Getrieben werden CDU und CSU auch von der oppositionellen FDP. Deren Chef, Christian Lindner, machte beim Dreikönigstreffen seiner Partei erneut Druck auf CDU und CSU: Die Union habe eine völlige Abschaffung des Soli zwar angekündigt. Aber während sich die CDU bei den Jamaika-Sondierungen mit FDP und Grünen hinter Zahlen versteckt habe, verstecke sie sich jetzt hinter der SPD, kritisierte Lindner.
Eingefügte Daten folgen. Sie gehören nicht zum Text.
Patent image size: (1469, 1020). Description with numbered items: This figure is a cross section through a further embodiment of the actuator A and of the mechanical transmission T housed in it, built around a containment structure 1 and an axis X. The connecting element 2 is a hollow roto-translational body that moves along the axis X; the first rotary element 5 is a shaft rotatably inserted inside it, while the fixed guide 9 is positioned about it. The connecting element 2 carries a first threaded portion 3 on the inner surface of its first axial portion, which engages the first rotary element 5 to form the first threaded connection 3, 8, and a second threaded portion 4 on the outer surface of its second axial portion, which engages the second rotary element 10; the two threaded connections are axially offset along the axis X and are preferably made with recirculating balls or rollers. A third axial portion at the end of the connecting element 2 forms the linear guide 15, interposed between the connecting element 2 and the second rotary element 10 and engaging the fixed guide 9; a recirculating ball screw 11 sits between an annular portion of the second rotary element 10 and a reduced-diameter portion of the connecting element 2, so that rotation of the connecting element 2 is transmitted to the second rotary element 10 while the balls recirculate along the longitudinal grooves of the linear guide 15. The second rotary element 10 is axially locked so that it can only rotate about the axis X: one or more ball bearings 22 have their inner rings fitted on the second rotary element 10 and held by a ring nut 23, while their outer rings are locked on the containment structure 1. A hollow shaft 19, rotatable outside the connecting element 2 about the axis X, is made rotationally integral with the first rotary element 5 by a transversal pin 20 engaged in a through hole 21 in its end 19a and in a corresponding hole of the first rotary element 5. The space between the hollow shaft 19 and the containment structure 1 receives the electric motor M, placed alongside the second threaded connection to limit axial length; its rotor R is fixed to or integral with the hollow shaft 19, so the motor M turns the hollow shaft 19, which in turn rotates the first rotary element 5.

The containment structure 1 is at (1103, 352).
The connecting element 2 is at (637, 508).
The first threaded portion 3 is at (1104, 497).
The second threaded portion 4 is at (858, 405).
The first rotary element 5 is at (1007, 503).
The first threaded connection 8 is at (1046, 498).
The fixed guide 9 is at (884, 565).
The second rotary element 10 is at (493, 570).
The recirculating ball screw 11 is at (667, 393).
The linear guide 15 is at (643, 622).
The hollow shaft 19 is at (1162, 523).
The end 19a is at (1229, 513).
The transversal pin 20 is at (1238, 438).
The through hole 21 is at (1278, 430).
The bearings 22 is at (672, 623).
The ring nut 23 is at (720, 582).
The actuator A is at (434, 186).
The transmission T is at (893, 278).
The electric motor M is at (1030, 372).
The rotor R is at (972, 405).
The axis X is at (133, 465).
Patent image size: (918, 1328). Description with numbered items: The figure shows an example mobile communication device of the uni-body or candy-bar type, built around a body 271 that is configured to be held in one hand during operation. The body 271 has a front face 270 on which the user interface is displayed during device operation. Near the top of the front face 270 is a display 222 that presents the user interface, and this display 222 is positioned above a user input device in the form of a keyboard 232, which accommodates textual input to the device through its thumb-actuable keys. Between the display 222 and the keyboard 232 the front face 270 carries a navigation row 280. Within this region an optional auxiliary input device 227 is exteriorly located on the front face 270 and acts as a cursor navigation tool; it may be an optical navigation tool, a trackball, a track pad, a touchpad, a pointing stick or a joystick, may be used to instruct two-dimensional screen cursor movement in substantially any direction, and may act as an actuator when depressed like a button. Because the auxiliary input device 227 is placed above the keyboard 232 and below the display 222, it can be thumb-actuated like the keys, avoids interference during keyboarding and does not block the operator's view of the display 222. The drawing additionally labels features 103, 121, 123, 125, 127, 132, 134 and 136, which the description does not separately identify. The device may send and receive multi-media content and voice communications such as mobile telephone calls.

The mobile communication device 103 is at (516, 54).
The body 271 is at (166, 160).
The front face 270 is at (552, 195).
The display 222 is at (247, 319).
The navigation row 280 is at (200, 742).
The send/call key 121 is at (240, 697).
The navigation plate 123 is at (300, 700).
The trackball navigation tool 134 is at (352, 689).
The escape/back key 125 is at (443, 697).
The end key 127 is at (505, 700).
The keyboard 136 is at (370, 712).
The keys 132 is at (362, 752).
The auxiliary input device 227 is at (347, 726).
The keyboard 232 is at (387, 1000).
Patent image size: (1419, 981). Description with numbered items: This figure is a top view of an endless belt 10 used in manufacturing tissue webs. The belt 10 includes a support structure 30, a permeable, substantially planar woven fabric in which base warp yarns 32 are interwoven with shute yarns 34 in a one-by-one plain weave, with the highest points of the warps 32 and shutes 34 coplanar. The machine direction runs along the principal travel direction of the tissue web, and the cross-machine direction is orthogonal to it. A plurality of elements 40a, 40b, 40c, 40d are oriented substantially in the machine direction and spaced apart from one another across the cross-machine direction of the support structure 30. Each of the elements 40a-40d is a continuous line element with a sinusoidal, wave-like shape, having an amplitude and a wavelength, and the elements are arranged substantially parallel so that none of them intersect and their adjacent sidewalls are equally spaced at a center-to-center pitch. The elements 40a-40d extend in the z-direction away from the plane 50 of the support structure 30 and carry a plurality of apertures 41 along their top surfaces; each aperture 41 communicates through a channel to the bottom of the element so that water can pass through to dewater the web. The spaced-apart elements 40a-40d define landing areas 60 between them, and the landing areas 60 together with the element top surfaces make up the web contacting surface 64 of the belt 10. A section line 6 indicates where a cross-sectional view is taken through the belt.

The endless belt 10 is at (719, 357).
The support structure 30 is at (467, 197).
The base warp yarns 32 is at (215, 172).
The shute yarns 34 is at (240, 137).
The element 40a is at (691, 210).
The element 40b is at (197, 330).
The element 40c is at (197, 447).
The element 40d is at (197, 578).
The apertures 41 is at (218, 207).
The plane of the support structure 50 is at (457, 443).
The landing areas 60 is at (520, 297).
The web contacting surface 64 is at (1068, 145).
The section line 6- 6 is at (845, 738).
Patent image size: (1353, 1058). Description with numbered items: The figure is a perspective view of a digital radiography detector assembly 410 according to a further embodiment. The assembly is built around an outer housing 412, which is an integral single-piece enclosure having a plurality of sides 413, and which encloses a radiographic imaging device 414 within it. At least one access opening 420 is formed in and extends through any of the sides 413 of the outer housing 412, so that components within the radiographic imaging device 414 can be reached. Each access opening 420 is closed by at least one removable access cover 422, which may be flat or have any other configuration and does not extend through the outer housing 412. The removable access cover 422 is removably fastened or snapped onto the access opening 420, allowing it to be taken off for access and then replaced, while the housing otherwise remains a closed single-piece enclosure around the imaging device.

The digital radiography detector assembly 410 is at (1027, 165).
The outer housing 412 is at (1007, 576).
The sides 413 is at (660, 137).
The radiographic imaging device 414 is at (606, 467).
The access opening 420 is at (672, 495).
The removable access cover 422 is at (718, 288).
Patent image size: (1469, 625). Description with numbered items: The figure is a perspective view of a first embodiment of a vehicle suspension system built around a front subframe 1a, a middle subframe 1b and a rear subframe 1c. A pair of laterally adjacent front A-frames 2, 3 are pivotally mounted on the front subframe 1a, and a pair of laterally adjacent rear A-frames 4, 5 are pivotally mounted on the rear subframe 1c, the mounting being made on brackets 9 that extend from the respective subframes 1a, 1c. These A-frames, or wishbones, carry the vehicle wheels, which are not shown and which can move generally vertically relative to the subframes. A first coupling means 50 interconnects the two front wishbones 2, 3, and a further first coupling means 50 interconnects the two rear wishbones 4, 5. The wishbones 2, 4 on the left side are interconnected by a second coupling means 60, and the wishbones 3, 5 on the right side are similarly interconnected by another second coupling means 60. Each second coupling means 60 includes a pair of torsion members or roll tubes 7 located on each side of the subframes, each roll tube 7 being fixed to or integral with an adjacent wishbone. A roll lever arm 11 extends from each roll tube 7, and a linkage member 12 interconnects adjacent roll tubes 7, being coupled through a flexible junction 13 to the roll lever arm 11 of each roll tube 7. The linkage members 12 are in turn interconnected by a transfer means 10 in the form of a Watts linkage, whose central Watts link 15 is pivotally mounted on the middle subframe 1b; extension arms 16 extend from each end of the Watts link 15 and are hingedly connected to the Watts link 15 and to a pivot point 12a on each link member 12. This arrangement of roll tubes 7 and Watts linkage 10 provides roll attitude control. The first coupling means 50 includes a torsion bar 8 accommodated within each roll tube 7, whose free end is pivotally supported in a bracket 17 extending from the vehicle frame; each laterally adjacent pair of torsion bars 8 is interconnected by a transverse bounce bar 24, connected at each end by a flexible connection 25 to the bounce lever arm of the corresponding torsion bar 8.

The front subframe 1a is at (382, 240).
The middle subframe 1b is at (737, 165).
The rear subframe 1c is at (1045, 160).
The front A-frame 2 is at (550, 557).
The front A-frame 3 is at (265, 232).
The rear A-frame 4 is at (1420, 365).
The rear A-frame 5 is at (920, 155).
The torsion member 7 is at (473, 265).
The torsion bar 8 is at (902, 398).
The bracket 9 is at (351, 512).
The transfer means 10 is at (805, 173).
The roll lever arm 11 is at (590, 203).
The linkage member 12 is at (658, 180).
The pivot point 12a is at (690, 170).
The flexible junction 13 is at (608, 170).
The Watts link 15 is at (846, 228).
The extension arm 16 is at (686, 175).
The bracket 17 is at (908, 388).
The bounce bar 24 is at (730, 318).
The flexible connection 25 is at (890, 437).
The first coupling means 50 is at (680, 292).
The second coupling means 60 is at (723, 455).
Tatsächlich bewegt sich die SPD bisher nicht. Sie will an dem festhalten, was sie im Koalitionsvertrag mit CDU und CSU vereinbart hat: eine Abschaffung des Soli für 90 Prozent der bisherigen Zahler - aber eben nicht für die oberen zehn Prozent. Darauf pocht auch SPD-Finanzminister Olaf Scholz: "In den Koalitionsverhandlungen haben wir aus guten Gründen vereinbart, dass Bürgerinnen und Bürger mit einem sehr hohen Einkommen weiter den Soli bezahlen sollen", sagte Scholz der "Bild am Sonntag". Er gehe "davon aus, dass sich unsere Koalitionspartner an die Vereinbarung halten".

Wer von einer Soli-Abschaffung profitiert

Die bisherigen Pläne aus dem Koalitionsvertrag sehen eine Freigrenze vor. Wer mit seinem Einkommen darunterliegt, muss den Soli künftig nicht mehr abführen. Wer mehr verdient, zahlt weiter. Singles würden bis zu einem zu versteuernden Jahreseinkommen von 61.000 Euro komplett vom Soli befreit, bis 76.000 Euro gäbe es zumindest eine teilweise Entlastung. Alle, die darüber liegen, müssten so viel Soli zahlen wie bisher. Für Verheiratete liegen die Grenzen demnach doppelt so hoch. Wenn man noch alle Freibeträge hinzurechnet, dürfte ein Ehepaar mit zwei Kindern künftig ungefähr 150.000 Euro verdienen, ohne einen Zuschlag zu zahlen.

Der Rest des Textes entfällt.